Miller was in her second year at the University of Wisconsin, where she was working on a master’s degree in zoology and botany. Her roommate was one of Leopold’s graduate students, and the professor’s death mid-semester had a “tremendous effect” on everyone.

“He did not have many prerequisites for his classes because he wanted farm kids to take them, too,” Miller said. She enrolled in Leopold’s introductory wildlife ecology course. “He knew that if we were going to save wildlife we would need farmers on the land to understand these things. It’s a real tribute to his foresight.”

Miller said she enjoyed Leopold’s lectures, which he presented without notes. “It was all in his head, he knew what he wanted to say,” she said.

She said she appreciated Leopold’s ideas and his poetic observations of the natural world. “Some of his essays he read to us in class,” Miller said.

Leopold had been in stable health, although he suffered from nerve and eye problems that caused a great deal of pain. His death on April 21 was only a week after he learned that Oxford had agreed to publish his book of essays, then called “Great Possessions.” An assistant, Joseph Hickey who had studied under Leopold, handled Leopold’s teaching duties for the rest of the semester.

Miller grew up in Oregon, and her interest in science began at an early age, cultivated by a father who was a naturalist and photographer. After getting her master’s degree, she started doctoral work studying the habitat range of the meadow mouse at Wisconsin and later at the University of California-Davis. She and her husband, Wilmer, moved to Ames in 1962, when he accepted a position in the ISU zoology and genetics department.

Leopold’s conservation teachings have stayed with Miller throughout her 84 years. She co-founded the Ames Conservation Council that worked to save the 27-acre prairie behind Ames High School, helped the League of Women Voters on a study that led to building the Ames Resource Recovery Plant, and volunteered in the effort to preserve the Ledges from flooding caused by Saylorville dam.
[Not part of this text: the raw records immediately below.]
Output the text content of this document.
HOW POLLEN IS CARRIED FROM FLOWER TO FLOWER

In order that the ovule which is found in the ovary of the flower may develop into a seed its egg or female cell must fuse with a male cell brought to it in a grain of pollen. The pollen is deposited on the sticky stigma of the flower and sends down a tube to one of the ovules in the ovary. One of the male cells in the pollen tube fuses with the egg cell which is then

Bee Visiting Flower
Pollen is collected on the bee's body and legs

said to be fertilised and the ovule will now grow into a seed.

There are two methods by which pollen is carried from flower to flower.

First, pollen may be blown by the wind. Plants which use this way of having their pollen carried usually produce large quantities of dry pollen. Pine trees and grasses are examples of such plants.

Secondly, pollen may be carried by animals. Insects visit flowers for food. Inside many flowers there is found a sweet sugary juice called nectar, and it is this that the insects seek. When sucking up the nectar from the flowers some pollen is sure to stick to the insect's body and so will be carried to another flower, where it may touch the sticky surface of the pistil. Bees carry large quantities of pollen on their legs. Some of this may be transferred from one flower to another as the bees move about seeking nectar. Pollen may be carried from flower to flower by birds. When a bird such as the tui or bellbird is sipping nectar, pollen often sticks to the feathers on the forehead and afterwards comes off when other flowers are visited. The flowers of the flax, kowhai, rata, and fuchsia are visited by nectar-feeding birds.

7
Retired ISU wildlife specialist James Pease said the March event provided time to reflect on Leopold’s ideas and what they mean personally. “Do we yet have a land ethic and if so, can you define it?” he asked the group in a discussion after three hours of readings. “If not, how do we get from here to there?”

Miller shared this observation: “Leopold wrote at a time when he was very discouraged with conservation efforts in Wisconsin,” she said. “But he always maintained a steady, scientific approach and showed that each of us could do something. Today I’m very encouraged about conservation because the interest has continued.”